Italia es el eslabón más débil del "Tahuantinsuyo" europeo porque es el lugar de ese conjunto más alejado anímicamente del epicentro germano y porque también participa de otro eje (perpendicular al del Papado y el Imperio) que es el Mediterráneo. Es el punto de nuestra ecúmene en el que la tensión entre la identidad europea y la mediterránea es más fuerte y genera más contradicciones, donde esas dos vocaciones alternativas producen un mayor desgarro interior, que se puede visualizar a través de la imagen de las tres italias que cité al principio.

Como el proyecto nacional italiano está ligado al modelo francés, inducido por un imperio eurípeto (como fue el napoleónico), y es paralelo en su desarrollo al proyecto nacional alemán (más eurípeto aún que el de Napoleón), es hijo de una coyuntura política íntimamente ligada al rápido crecimiento de la supernova europea que ha tenido lugar durante los siglos XIX y XX y del que la Unión Europea constituye su fase final. Su suerte está vinculada a la del conjunto del que forma parte. La idea de Italia y la de Europa están unidas desde el principio de la primera. Ya Mazzini (el gran teórico de la unidad italiana) se encargó de fundar dos movimientos paralelos (la Joven Italia y la Joven Europa) a través de los cuales reconocía de manera implícita la estrecha relación que existe entre los dos procesos unificadores.

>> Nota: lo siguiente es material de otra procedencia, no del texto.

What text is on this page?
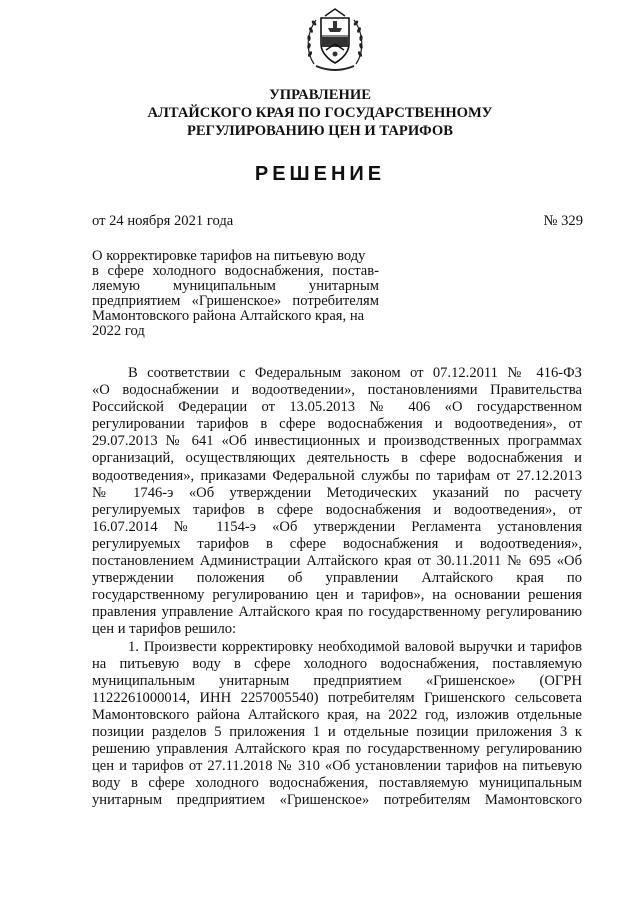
УПРАВЛЕНИЕ
АЛТАЙСКОГО КРАЯ ПО ГОСУДАРСТВЕННОМУ
РЕГУЛИРОВАНИЮ ЦЕН И ТАРИФОВ
РЕШЕНИЕ
от 24 ноября 2021 года	№ 329
О корректировке тарифов на питьевую воду
в сфере холодного водоснабжения, постав-
ляемую муниципальным унитарным
предприятием «Гришенское» потребителям
Мамонтовского района Алтайского края, на
2022 год
В соответствии с Федеральным законом от 07.12.2011 № 416-ФЗ
«О водоснабжении и водоотведении», постановлениями Правительства
Российской Федерации от 13.05.2013 № 406 «О государственном
регулировании тарифов в сфере водоснабжения и водоотведения», от
29.07.2013 № 641 «Об инвестиционных и производственных программах
организаций, осуществляющих деятельность в сфере водоснабжения и
водоотведения», приказами Федеральной службы по тарифам от 27.12.2013
№ 1746-э «Об утверждении Методических указаний по расчету
регулируемых тарифов в сфере водоснабжения и водоотведения», от
16.07.2014 № 1154-э «Об утверждении Регламента установления
регулируемых тарифов в сфере водоснабжения и водоотведения»,
постановлением Администрации Алтайского края от 30.11.2011 № 695 «Об
утверждении положения об управлении Алтайского края по
государственному регулированию цен и тарифов», на основании решения
правления управление Алтайского края по государственному регулированию
цен и тарифов решило:
1. Произвести корректировку необходимой валовой выручки и тарифов
на питьевую воду в сфере холодного водоснабжения, поставляемую
муниципальным унитарным предприятием «Гришенское» (ОГРН
1122261000014, ИНН 2257005540) потребителям Гришенского сельсовета
Мамонтовского района Алтайского края, на 2022 год, изложив отдельные
позиции разделов 5 приложения 1 и отдельные позиции приложения 3 к
решению управления Алтайского края по государственному регулированию
цен и тарифов от 27.11.2018 № 310 «Об установлении тарифов на питьевую
воду в сфере холодного водоснабжения, поставляемую муниципальным
унитарным предприятием «Гришенское» потребителям Мамонтовского
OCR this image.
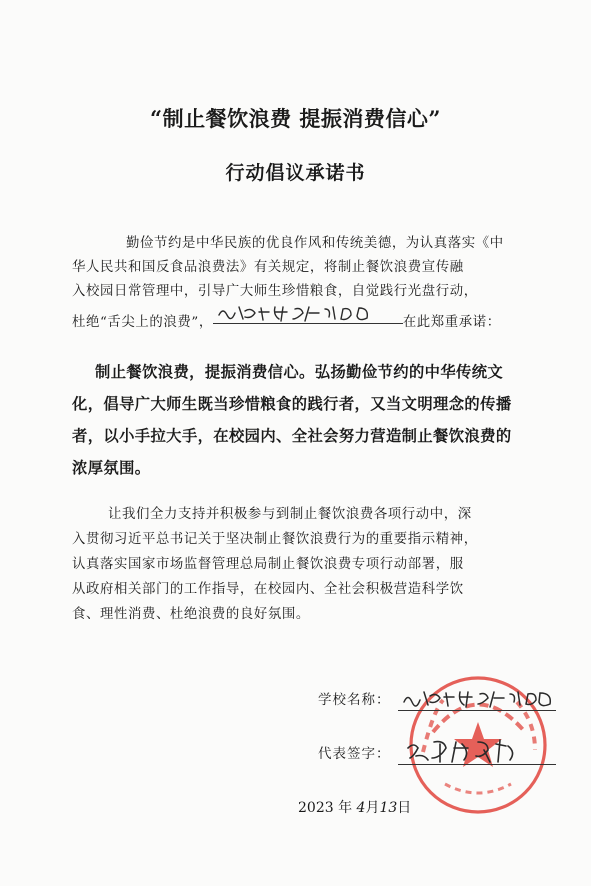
“制止餐饮浪费 提振消费信心”
行动倡议承诺书
勤俭节约是中华民族的优良作风和传统美德，为认真落实《中
华人民共和国反食品浪费法》有关规定，将制止餐饮浪费宣传融
入校园日常管理中，引导广大师生珍惜粮食，自觉践行光盘行动，
杜绝“舌尖上的浪费”，	在此郑重承诺：
制止餐饮浪费，提振消费信心。弘扬勤俭节约的中华传统文
化，倡导广大师生既当珍惜粮食的践行者，又当文明理念的传播
者，以小手拉大手，在校园内、全社会努力营造制止餐饮浪费的
浓厚氛围。
让我们全力支持并积极参与到制止餐饮浪费各项行动中，深
入贯彻习近平总书记关于坚决制止餐饮浪费行为的重要指示精神，
认真落实国家市场监督管理总局制止餐饮浪费专项行动部署，服
从政府相关部门的工作指导，在校园内、全社会积极营造科学饮
食、理性消费、杜绝浪费的良好氛围。
学校名称：
代表签字：
2023 年 4月13日
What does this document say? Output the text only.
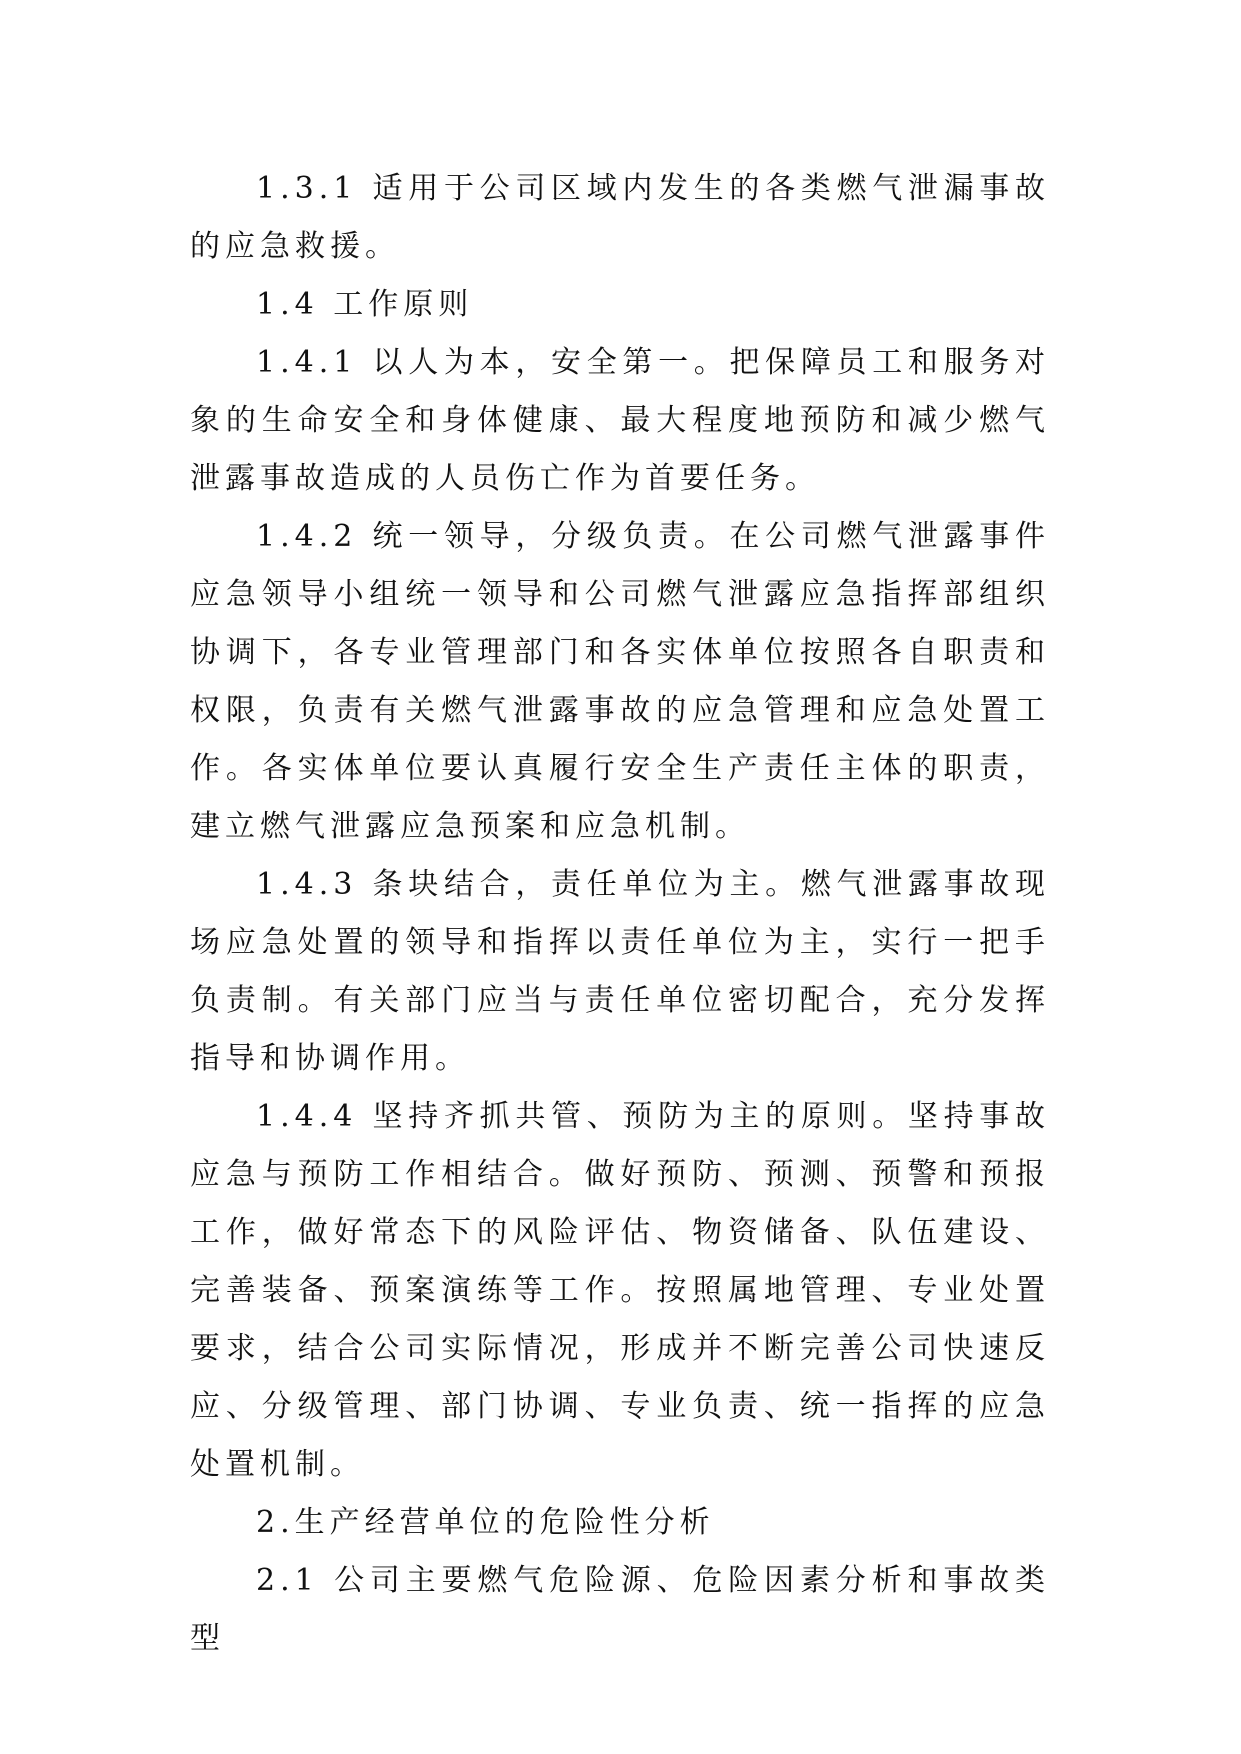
1.3.1 适用于公司区域内发生的各类燃气泄漏事故的应急救援。

1.4 工作原则

1.4.1 以人为本，安全第一。把保障员工和服务对象的生命安全和身体健康、最大程度地预防和减少燃气泄露事故造成的人员伤亡作为首要任务。

1.4.2 统一领导，分级负责。在公司燃气泄露事件应急领导小组统一领导和公司燃气泄露应急指挥部组织协调下，各专业管理部门和各实体单位按照各自职责和权限，负责有关燃气泄露事故的应急管理和应急处置工作。各实体单位要认真履行安全生产责任主体的职责，建立燃气泄露应急预案和应急机制。

1.4.3 条块结合，责任单位为主。燃气泄露事故现场应急处置的领导和指挥以责任单位为主，实行一把手负责制。有关部门应当与责任单位密切配合，充分发挥指导和协调作用。

1.4.4 坚持齐抓共管、预防为主的原则。坚持事故应急与预防工作相结合。做好预防、预测、预警和预报工作，做好常态下的风险评估、物资储备、队伍建设、完善装备、预案演练等工作。按照属地管理、专业处置要求，结合公司实际情况，形成并不断完善公司快速反应、分级管理、部门协调、专业负责、统一指挥的应急处置机制。

2.生产经营单位的危险性分析

2.1 公司主要燃气危险源、危险因素分析和事故类型
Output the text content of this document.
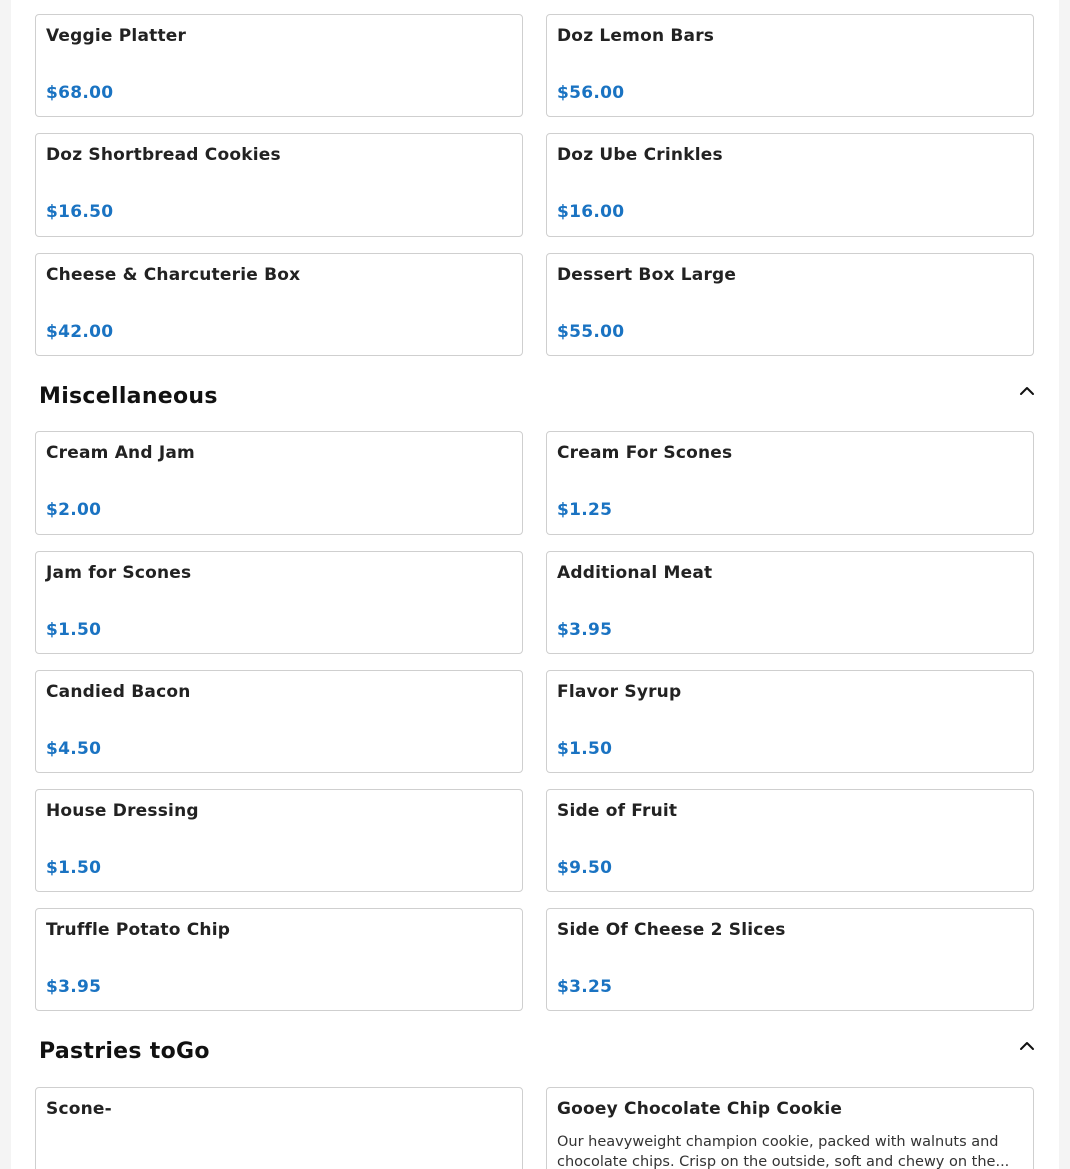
Veggie Platter
$68.00
Doz Lemon Bars
$56.00
Doz Shortbread Cookies
$16.50
Doz Ube Crinkles
$16.00
Cheese & Charcuterie Box
$42.00
Dessert Box Large
$55.00
Miscellaneous
Cream And Jam
$2.00
Cream For Scones
$1.25
Jam for Scones
$1.50
Additional Meat
$3.95
Candied Bacon
$4.50
Flavor Syrup
$1.50
House Dressing
$1.50
Side of Fruit
$9.50
Truffle Potato Chip
$3.95
Side Of Cheese 2 Slices
$3.25
Pastries toGo
Scone-	Gooey Chocolate Chip Cookie
Our heavyweight champion cookie, packed with walnuts and chocolate chips. Crisp on the outside, soft and chewy on the...
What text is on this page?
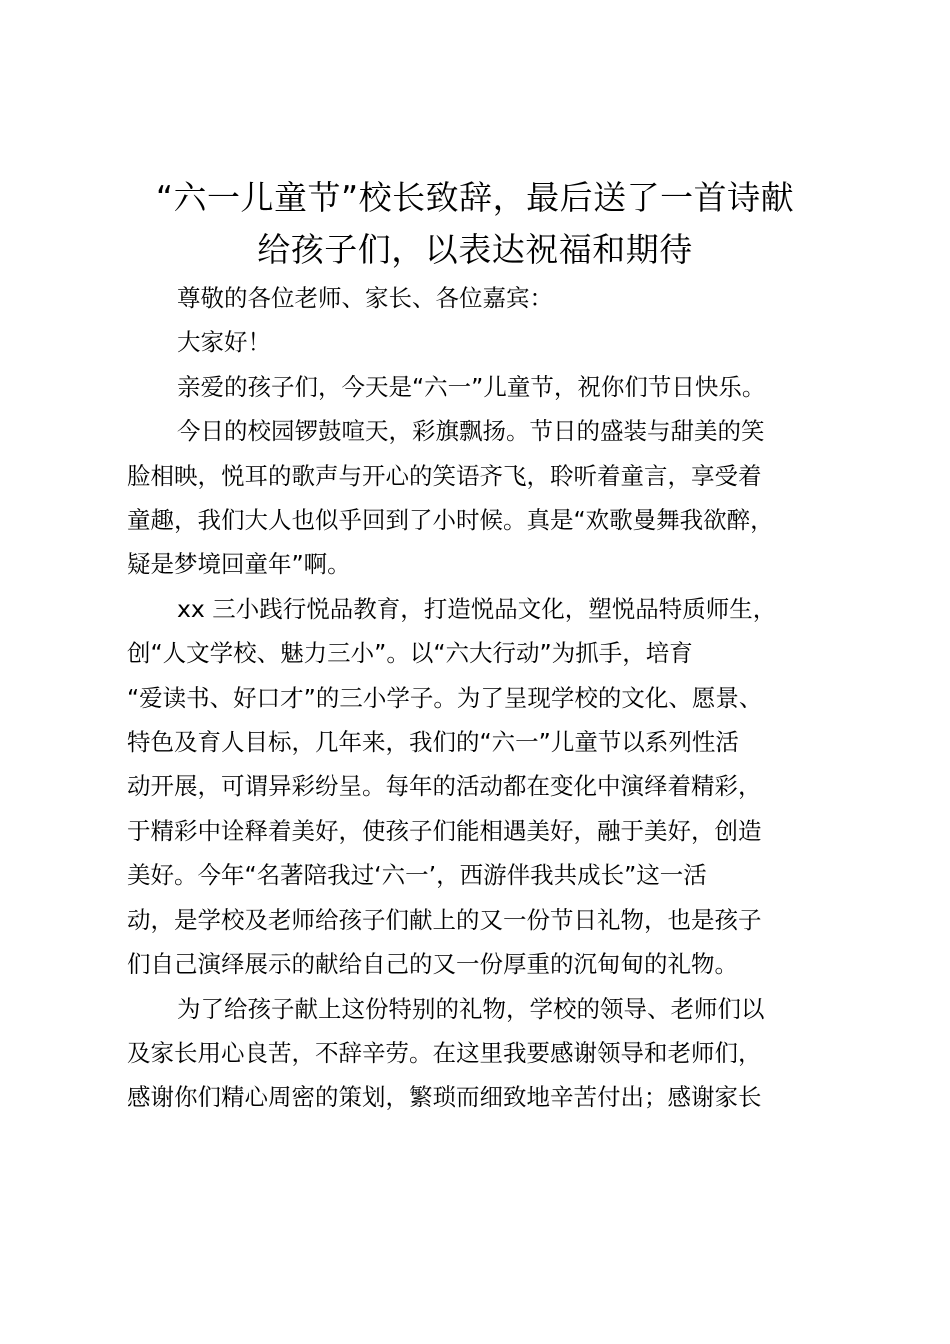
“六一儿童节”校长致辞，最后送了一首诗献
给孩子们，以表达祝福和期待

尊敬的各位老师、家长、各位嘉宾：

大家好！

亲爱的孩子们，今天是“六一”儿童节，祝你们节日快乐。

今日的校园锣鼓喧天，彩旗飘扬。节日的盛装与甜美的笑
脸相映，悦耳的歌声与开心的笑语齐飞，聆听着童言，享受着
童趣，我们大人也似乎回到了小时候。真是“欢歌曼舞我欲醉，
疑是梦境回童年”啊。

xx 三小践行悦品教育，打造悦品文化，塑悦品特质师生，
创“人文学校、魅力三小”。以“六大行动”为抓手，培育
“爱读书、好口才”的三小学子。为了呈现学校的文化、愿景、
特色及育人目标，几年来，我们的“六一”儿童节以系列性活
动开展，可谓异彩纷呈。每年的活动都在变化中演绎着精彩，
于精彩中诠释着美好，使孩子们能相遇美好，融于美好，创造
美好。今年“名著陪我过‘六一’，西游伴我共成长”这一活
动，是学校及老师给孩子们献上的又一份节日礼物，也是孩子
们自己演绎展示的献给自己的又一份厚重的沉甸甸的礼物。

为了给孩子献上这份特别的礼物，学校的领导、老师们以
及家长用心良苦，不辞辛劳。在这里我要感谢领导和老师们，
感谢你们精心周密的策划，繁琐而细致地辛苦付出；感谢家长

Italia es el termómetro que nos sirve para medir la intensidad de la idea de Europa. El lugar donde confluyen sus tensiones estructurales más agudas. Y su existencia (me refiero a la del estado italiano, no a la de los pueblos que lo habitan) está tan estrechamente ligada a la del proyecto europeo que si llegara a colapsar éste será muy difícil que sobreviva. Esperemos que ese tiempo aún esté lejos.


2 comentarios:

  1. El caso de Italia es interesante. Aunque, históricamente, sea la última nación canónica de Europa en lograr su unión política, da la sensación de que es la nación menos en peligro de Europa. Los italianos están de acuerdo en su unión cultural desde Dante y, al mismo tiempo, no sienten esa conciencia de "culpa" que tienen otras naciones con antecedentes imperiales. Así que, Rafael Polo, antes se disgregará España o Reino Unido (e incluso Francia) que Italia.

    ResponderEliminar
    Respuestas
    1. Bueno. Son opiniones. Espero que no comprobemos ninguna de ambas tesis en nuestras vidas. Será una buena señal.